Can there be a better time to write about staying connected during a powercut, than when you’re in the middle of one?
Well it just so happens the power went out here about an hour ago and it is not expected to be back on for a few more hours yet. However, I am merrily typing away on my laptop, connected to the internet. My son is playing online games in the other room (it’s half term and there’s a lockdown). My wife is busy working on her computer too. In fact, everyone in the house is still able to do most things online, even though we have no mains power.
We’re not even using a WiFi hotspot, although that may be necessary later on.
UPS to the rescue!
No, not that UPS. I mean an Uninterruptible Power Supply (UPS). It’s basically a big battery with power sockets all over the place. Data centres have really big ones, but you can get smaller ones that fit under your desk, or somewhere else that’s convenient for you. There are options for different types of plug socket, as well as USB connections and all the bells and whistles people expect.
Our UPS has 8 regular plug sockets. 4 are powered via the battery and 4 are simply surge protected. I have all of the essential networking equipment plugged into the 4 that are powered by the battery.
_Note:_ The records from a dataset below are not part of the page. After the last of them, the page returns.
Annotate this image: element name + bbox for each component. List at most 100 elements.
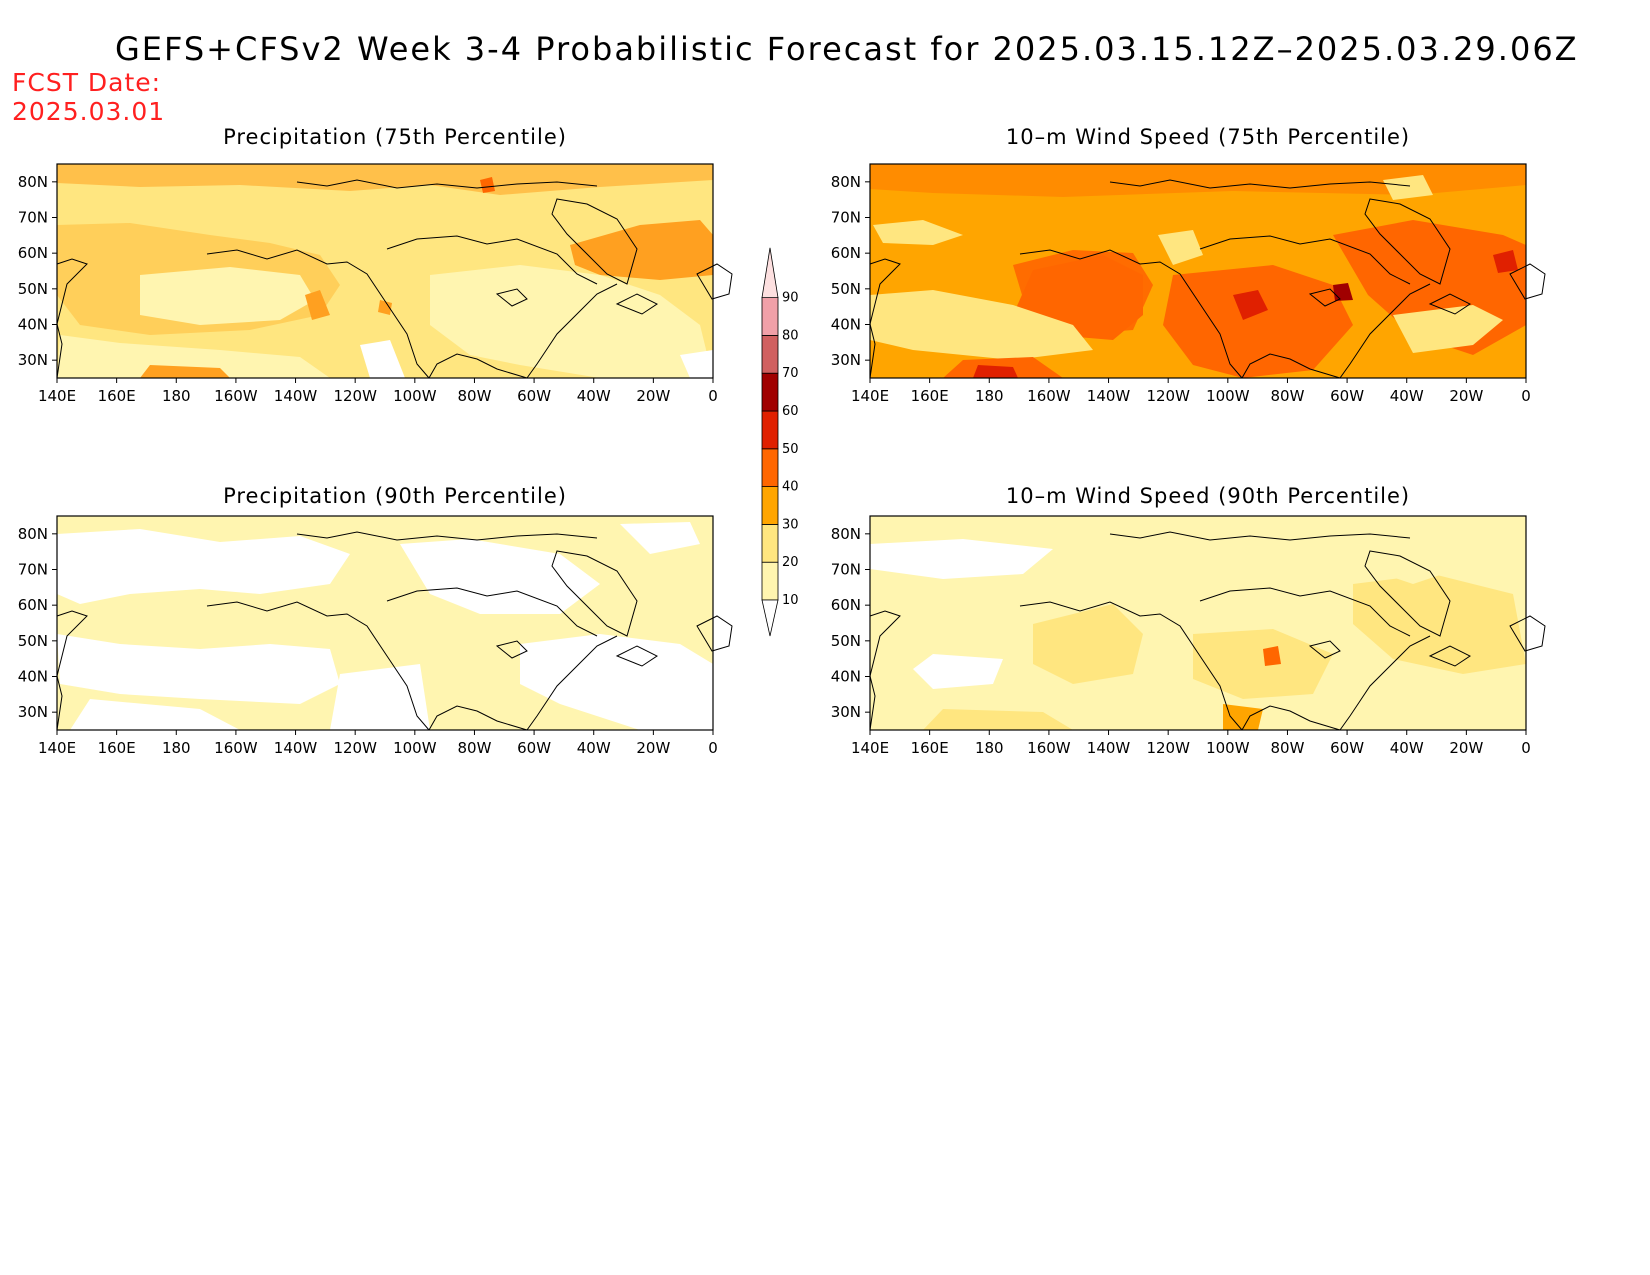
lat-tick-label: 30N [831,351,861,369]
lat-tick-label: 50N [831,280,861,298]
lat-tick-label: 60N [831,244,861,262]
lat-tick-label: 40N [18,668,48,686]
lon-tick-label: 0 [708,387,718,405]
probability-field [870,516,1526,730]
legend-bin [761,486,779,525]
lon-tick-label: 140W [1087,739,1131,757]
lon-tick-label: 40W [1390,739,1424,757]
lon-tick-label: 100W [1206,739,1250,757]
legend-bin [761,561,779,601]
coastlines [56,179,733,379]
legend-bin [761,297,779,336]
panel-title: Precipitation (75th Percentile) [223,125,567,149]
lon-tick-label: 140E [851,739,889,757]
lat-tick-label: 60N [18,596,48,614]
lon-tick-label: 140W [1087,387,1131,405]
forecast-date: FCST Date: 2025.03.01 [12,68,165,126]
lat-tick-label: 60N [18,244,48,262]
legend-level-label: 10 [782,593,799,608]
lon-tick-label: 180 [975,739,1004,757]
coastlines [869,179,1546,379]
lon-tick-label: 20W [1449,739,1483,757]
lon-tick-label: 100W [393,739,437,757]
lon-tick-label: 80W [1270,739,1304,757]
legend-bin [761,335,779,374]
map-wind-75: 140E 160E 180 160W 140W 120W 100W 80W 60W 40W 20W 0… [831,163,1546,405]
lat-tick-label: 50N [18,280,48,298]
lat-tick-label: 30N [18,351,48,369]
coastlines [869,531,1546,731]
lon-tick-label: 0 [1521,739,1531,757]
probability-field [57,164,713,378]
coastlines [56,531,733,731]
lon-tick-label: 80W [1270,387,1304,405]
map-frame [869,515,1527,731]
lon-tick-label: 160E [98,739,136,757]
lat-tick-label: 80N [831,173,861,191]
lat-tick-label: 70N [18,561,48,579]
lat-tick-label: 40N [18,316,48,334]
legend-level-label: 60 [782,404,799,419]
probability-field [870,164,1526,378]
lon-tick-label: 120W [333,739,377,757]
lat-tick-label: 30N [18,703,48,721]
lat-tick-label: 80N [831,525,861,543]
lat-tick-label: 80N [18,525,48,543]
lat-tick-label: 50N [831,632,861,650]
legend-bin [761,410,779,450]
map-frame [56,515,714,731]
lon-tick-label: 40W [577,387,611,405]
lat-tick-label: 80N [18,173,48,191]
lon-tick-label: 140E [38,387,76,405]
lon-tick-label: 160W [1027,739,1071,757]
lon-tick-label: 160E [911,387,949,405]
legend-level-label: 20 [782,555,799,570]
lon-tick-label: 60W [517,387,551,405]
figure-title: GEFS+CFSv2 Week 3-4 Probabilistic Foreca… [115,30,1579,68]
color-legend: 10 20 30 40 50 60 70 80 90 [761,247,860,680]
lon-tick-label: 160W [214,387,258,405]
lon-tick-label: 160E [911,739,949,757]
lon-tick-label: 60W [517,739,551,757]
lon-tick-label: 180 [162,739,191,757]
lat-tick-label: 30N [831,703,861,721]
probability-field [57,516,713,730]
panel-title: 10–m Wind Speed (90th Percentile) [1005,484,1411,508]
legend-level-label: 30 [782,517,799,532]
legend-bin [761,372,779,412]
map-frame [56,163,714,379]
legend-level-label: 90 [782,291,799,306]
lon-tick-label: 140E [851,387,889,405]
lat-tick-label: 70N [18,209,48,227]
panel-precip-75: Precipitation (75th Percentile) 140E 160E… [0,125,780,405]
legend-level-label: 70 [782,366,799,381]
panel-title: 10–m Wind Speed (75th Percentile) [1005,125,1411,149]
legend-bin-below [761,599,779,637]
lon-tick-label: 180 [975,387,1004,405]
legend-level-label: 80 [782,328,799,343]
lat-tick-label: 40N [831,668,861,686]
legend-bin [761,247,779,298]
lon-tick-label: 20W [1449,387,1483,405]
panel-wind-75: 10–m Wind Speed (75th Percentile) 140E 16… [813,125,1593,405]
lat-tick-label: 40N [831,316,861,334]
lat-tick-label: 70N [831,209,861,227]
lon-tick-label: 60W [1330,739,1364,757]
map-frame [869,163,1527,379]
lon-tick-label: 80W [457,739,491,757]
lat-tick-label: 70N [831,561,861,579]
lon-tick-label: 60W [1330,387,1364,405]
lon-tick-label: 140W [274,739,318,757]
lon-tick-label: 100W [1206,387,1250,405]
panel-wind-90: 10–m Wind Speed (90th Percentile) 140E 16… [813,484,1593,757]
lon-tick-label: 40W [1390,387,1424,405]
legend-bar: 10 20 30 40 50 60 70 80 90 [761,247,799,637]
lon-tick-label: 120W [1146,387,1190,405]
lon-tick-label: 100W [393,387,437,405]
legend-bin [761,523,779,563]
lon-tick-label: 0 [1521,387,1531,405]
lon-tick-label: 0 [708,739,718,757]
forecast-date-value: 2025.03.01 [12,97,166,126]
lon-tick-label: 160E [98,387,136,405]
map-precip-90: 140E 160E 180 160W 140W 120W 100W 80W 60W 40W 20W 0… [18,515,733,757]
I used to have my PC and monitor plugged in to the battery, but that really depletes the battery quickly. Different makes and models vary, but mine used to run out of juice after about 10 to 15 minutes like that.
That’s not the case with the current set of gadgets I have plugged in. None of them use a great deal of energy and so the battery has stayed up for a very long time and that means the modem and WiFi hub are still on and still churning out a signal. Naturally it helps that we all have laptops which don’t need to be connected to the mains power to be used. Eventually they will run out of power as well, but by that point the powercut should have ended.
How much does a UPS cost?
You can get a fairly decent UPS for under £100. As with any purchase, make sure you read reviews and check the specs before committing to buying one. If you can afford a more expensive one and feel that you need it, go for it. You’ll forget it is even there most of the time, but when the worst does happen and the power does go out, it can really save the day.